More From Chicago and Life Lessons from Louise Erdrich

It's been almost a month since my friend Maryellen and I made sure we'd be first in line for a table at the  Adult Librarians' Author Lunch sponsored by Arriving on the dot of noon we found that we could not outsmart those greedy librarians who had showed up early for the freebies - books by all the authors who were speaking, not to mention the boxed lunch!

Though I had to leave without a copy, the title I'm most anticipating this summer is Jodi Picoult's "Small Great Things." Her talk with us was humorous, inspiring, and important. Her book, one she said she's been wanting to write for years but didn't have the courage or the wisdom to tackle, is about race.

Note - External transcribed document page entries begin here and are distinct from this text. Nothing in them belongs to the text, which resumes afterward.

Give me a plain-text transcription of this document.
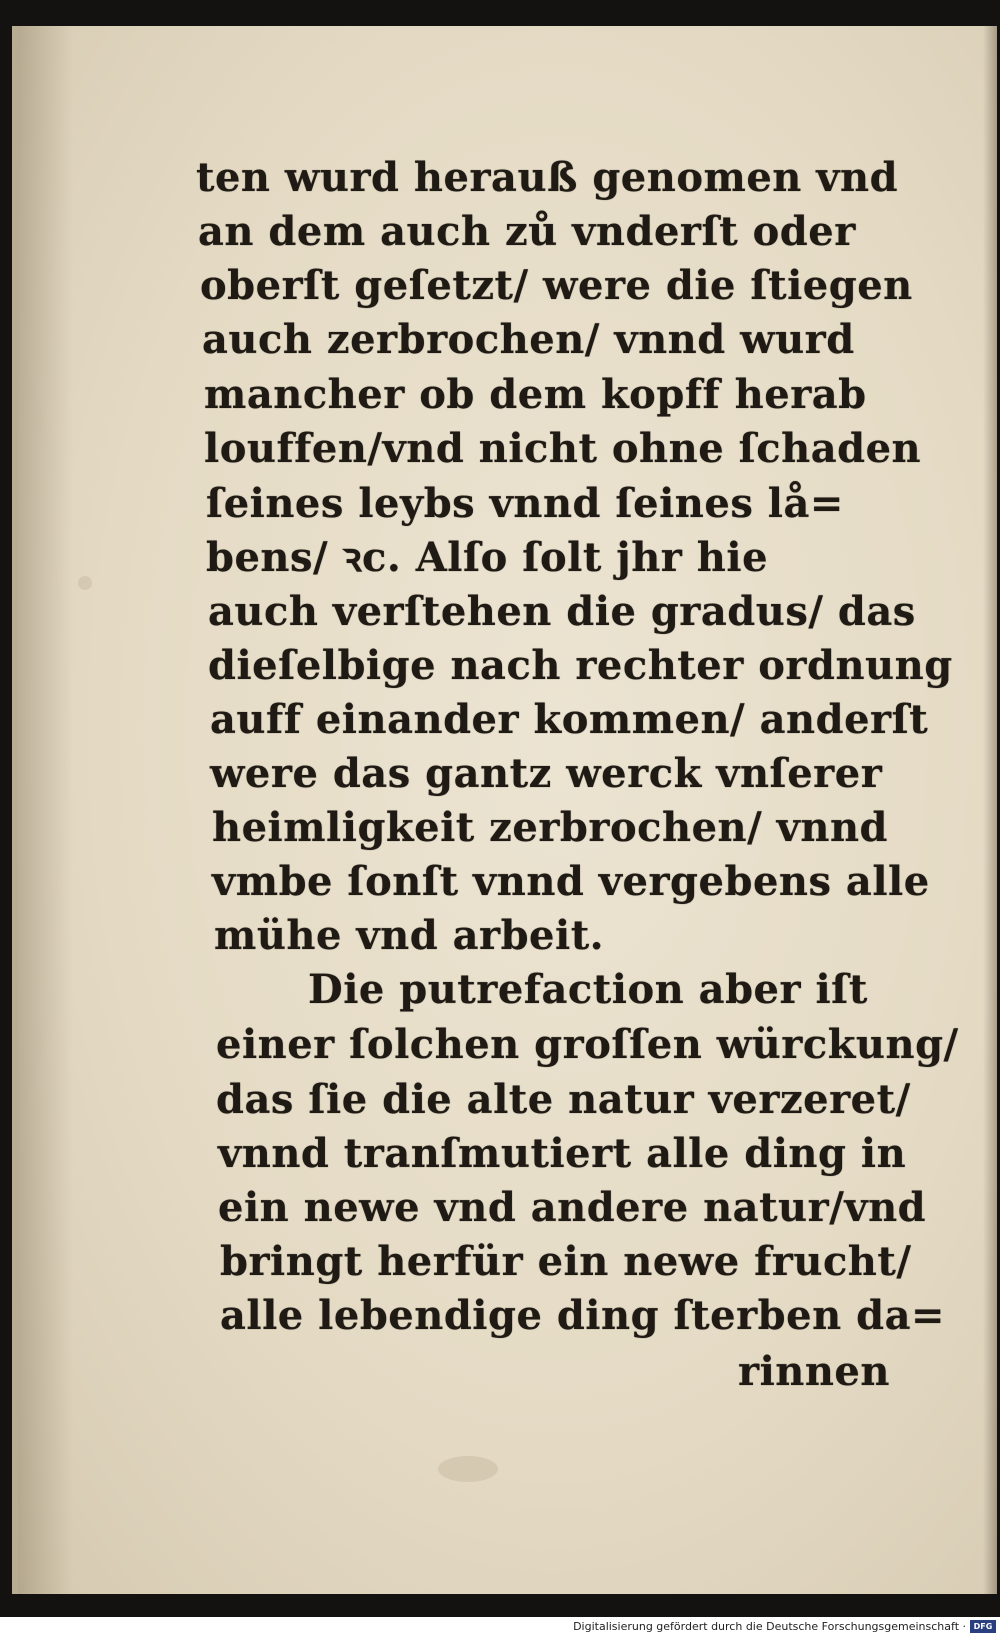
ten wurd herauß genomen vnd
an dem auch zů vnderſt oder
oberſt geſetzt/ were die ſtiegen
auch zerbrochen/ vnnd wurd
mancher ob dem kopff herab
louffen/vnd nicht ohne ſchaden
ſeines leybs vnnd ſeines lå=
bens/ ꝛc. Alſo ſolt jhr hie
auch verſtehen die gradus/ das
dieſelbige nach rechter ordnung
auff einander kommen/ anderſt
were das gantz werck vnſerer
heimligkeit zerbrochen/ vnnd
vmbe ſonſt vnnd vergebens alle
mühe vnd arbeit.
Die putrefaction aber iſt
einer ſolchen groſſen würckung/
das ſie die alte natur verzeret/
vnnd tranſmutiert alle ding in
ein newe vnd andere natur/vnd
bringt herfür ein newe frucht/
alle lebendige ding ſterben da=
rinnen
Digitalisierung gefördert durch die Deutsche Forschungsgemeinschaft · DFG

"Oh no, not again," you may be saying, but not so fast. I expect this novel to be on every book group's radar for discussion this year. I say this because of the way Picoult went about researching the topic. She admits to being a middle-class white woman from a happy, stable childhood, who had all the white privilege afforded to so many of us. What could she possible have to say about what if feels like to be a black woman?

Particularly one like her main character Ruth, a nurse on a maternity ward who's been told that she may not touch or otherwise care for the newborn of a white supremacist couple. What happens if the baby is in distress and Ruth is the only one on duty? Will she act as her medical oath says she must or walk away? Repercussions?

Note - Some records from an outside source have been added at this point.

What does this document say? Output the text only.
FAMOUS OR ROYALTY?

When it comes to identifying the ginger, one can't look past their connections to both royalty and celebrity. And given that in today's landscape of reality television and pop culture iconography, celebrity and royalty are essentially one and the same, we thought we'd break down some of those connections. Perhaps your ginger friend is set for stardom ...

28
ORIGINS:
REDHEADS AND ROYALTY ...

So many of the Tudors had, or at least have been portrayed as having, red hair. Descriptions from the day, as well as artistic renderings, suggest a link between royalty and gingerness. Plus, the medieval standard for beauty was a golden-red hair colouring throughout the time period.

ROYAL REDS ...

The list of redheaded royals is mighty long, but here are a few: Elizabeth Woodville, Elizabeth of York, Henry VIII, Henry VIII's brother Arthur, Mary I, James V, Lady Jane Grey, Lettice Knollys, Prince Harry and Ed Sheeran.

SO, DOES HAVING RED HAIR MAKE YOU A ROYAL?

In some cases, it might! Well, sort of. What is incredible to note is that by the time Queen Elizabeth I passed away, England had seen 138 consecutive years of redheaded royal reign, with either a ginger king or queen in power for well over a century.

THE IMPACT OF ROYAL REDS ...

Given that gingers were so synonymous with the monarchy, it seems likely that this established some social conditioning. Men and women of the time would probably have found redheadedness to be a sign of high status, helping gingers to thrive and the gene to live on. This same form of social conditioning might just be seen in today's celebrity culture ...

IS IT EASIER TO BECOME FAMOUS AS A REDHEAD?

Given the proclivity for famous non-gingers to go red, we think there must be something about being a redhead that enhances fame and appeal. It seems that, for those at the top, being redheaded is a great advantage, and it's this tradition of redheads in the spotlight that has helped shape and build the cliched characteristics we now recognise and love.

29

I'll say no more. If you'd like to hear more from Picoult, she was interviewed at the PBS stage at Book Expo here:

I did pick up a copy of Fredrik Backman's "Britt Marie Was Here." Backman made a name for himself with a surprise hit last year, "A Man Called Ove." Now he's taking on the female of the species with a curmudgeonly, OCD -inflicted, middle-aged woman who leaves her unfaithful husband to make her way in a world that is not in the least organized to her liking. Called funny, observant, and humane, the Swedish Backman overcame what is obviously a deep aversion to public speaking in order to follow in Jodi Picoult shoes. He kept the audience laughing with his sweet, self-deprecating humor.

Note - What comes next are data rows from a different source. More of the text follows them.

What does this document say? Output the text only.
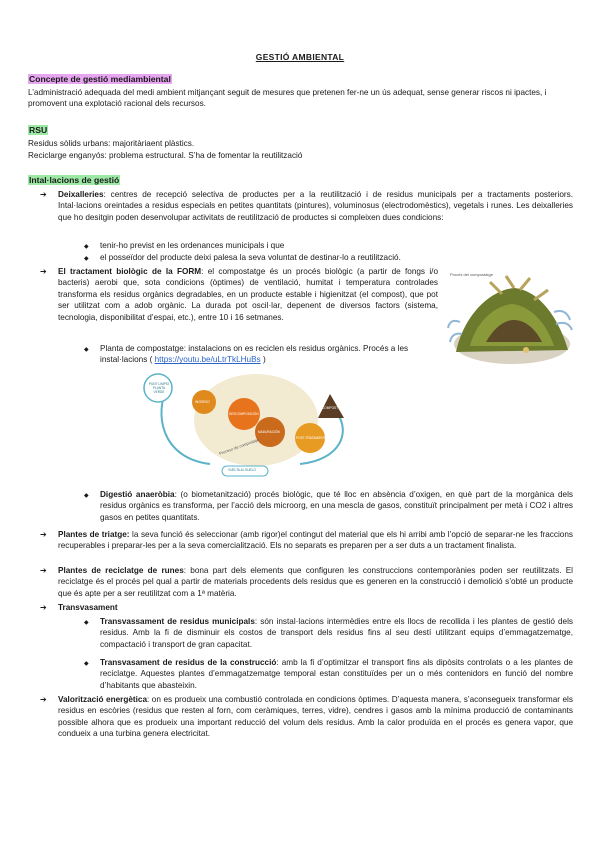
GESTIÓ AMBIENTAL
Concepte de gestió mediambiental
L’administració adequada del medi ambient mitjançant seguit de mesures que pretenen fer-ne un ús adequat, sense generar riscos ni ipactes, i promovent una explotació racional dels recursos.
RSU
Residus sòlids urbans: majoritàriaent plàstics.
Reciclarge enganyós: problema estructural. S’ha de fomentar la reutilització
Intal·lacions de gestió
➔ Deixalleries: centres de recepció selectiva de productes per a la reutilització i de residus municipals per a tractaments posteriors. Intal·lacions oreintades a residus especials en petites quantitats (pintures), voluminosus (electrodomèstics), vegetals i runes. Les deixalleries que ho desitgin poden desenvolupar activitats de reutilització de productes si compleixen dues condicions:
◆ tenir-ho previst en les ordenances municipals i que
◆ el posseïdor del producte deixi palesa la seva voluntat de destinar-lo a reutilització.
➔ El tractament biològic de la FORM: el compostatge és un procés biològic (a partir de fongs i/o bacteris) aerobi que, sota condicions (òptimes) de ventilació, humitat i temperatura controlades transforma els residus orgànics degradables, en un producte estable i higienitzat (el compost), que pot ser utilitzat com a adob orgànic. La durada pot oscil·lar, depenent de diversos factors (sistema, tecnologia, disponibilitat d’espai, etc.), entre 10 i 16 setmanes.
◆ Planta de compostatge: instalacions on es reciclen els residus orgànics. Procés a les instal·lacions ( https://youtu.be/uLtrTkLHuBs )
Procés del compostatge
PUNT LIMPIO
PLANTA
VERDE
INGRESO
DESCOMPOSICIÓN
MADURACIÓN
POST-TRATAMIENTO
COMPOST
Proceso de compostaje
VUELTA AL SUELO
◆ Digestió anaeròbia: (o biometanització) procés biològic, que té lloc en absència d’oxigen, en què part de la morgànica dels residus orgànics es transforma, per l’acció dels microorg, en una mescla de gasos, constituït principalment per metà i CO2 i altres gasos en petites quantitats.
➔ Plantes de triatge: la seva funció és seleccionar (amb rigor)el contingut del material que els hi arribi amb l’opció de separar-ne les fraccions recuperables i preparar-les per a la seva comercialització. Els no separats es preparen per a ser duts a un tractament finalista.
➔ Plantes de reciclatge de runes: bona part dels elements que configuren les construccions contemporànies poden ser reutilitzats. El reciclatge és el procés pel qual a partir de materials procedents dels residus que es generen en la construcció i demolició s’obté un producte que és apte per a ser reutilitzat com a 1ª matèria.
➔ Transvasament
◆ Transvassament de residus municipals: són instal·lacions intermèdies entre els llocs de recollida i les plantes de gestió dels residus. Amb la fi de disminuir els costos de transport dels residus fins al seu destí utilitzant equips d’emmagatzematge, compactació i transport de gran capacitat.
◆ Transvasament de residus de la construcció: amb la fi d’optimitzar el transport fins als dipòsits controlats o a les plantes de reciclatge. Aquestes plantes d’emmagatzematge temporal estan constituïdes per un o més contenidors en funció del nombre d’habitants que abasteixin.
➔ Valorització energètica: on es produeix una combustió controlada en condicions òptimes. D’aquesta manera, s’aconsegueix transformar els residus en escòries (residus que resten al forn, com ceràmiques, terres, vidre), cendres i gasos amb la mínima producció de contaminants possible alhora que es produeix una important reducció del volum dels residus. Amb la calor produïda en el procés es genera vapor, que condueix a una turbina genera electricitat.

This panel was way too large, brimming with outsize personalities, to be contained within the short time frame. I felt embarrassed for Noah Hawley, of TV's "Fargo" fame, who had the unfortunate position of last speaker of the day. He only had a few minutes as we were all rising from our seats to rush off the next presentation. I doubt that it will matter though since his new novel, "Before the Fall," was being advertised everywhere. Even our nametags were used as pitches for this follow up to "The Good Father," a heartbreaking study of a family trying to come to grips with the deadly action of their lost son. Janet Maslin of the New York Times called Hawley's latest, "one of the Year's best suspense novels." Place your holds now! Maryellen, you're going to send me yours, right?


Paul Woodside said...

I just loved it!

Sallyb said...

Sweet! The Maryland system only has 6 copies. Why can't I stop trying to change how libraries do business?

Jessica said...

I'm currently reading an e-galley of "Small Great Things" by Picoult - I got sucked in right away, surprising given the subject matter. Wish I could have heard her speak.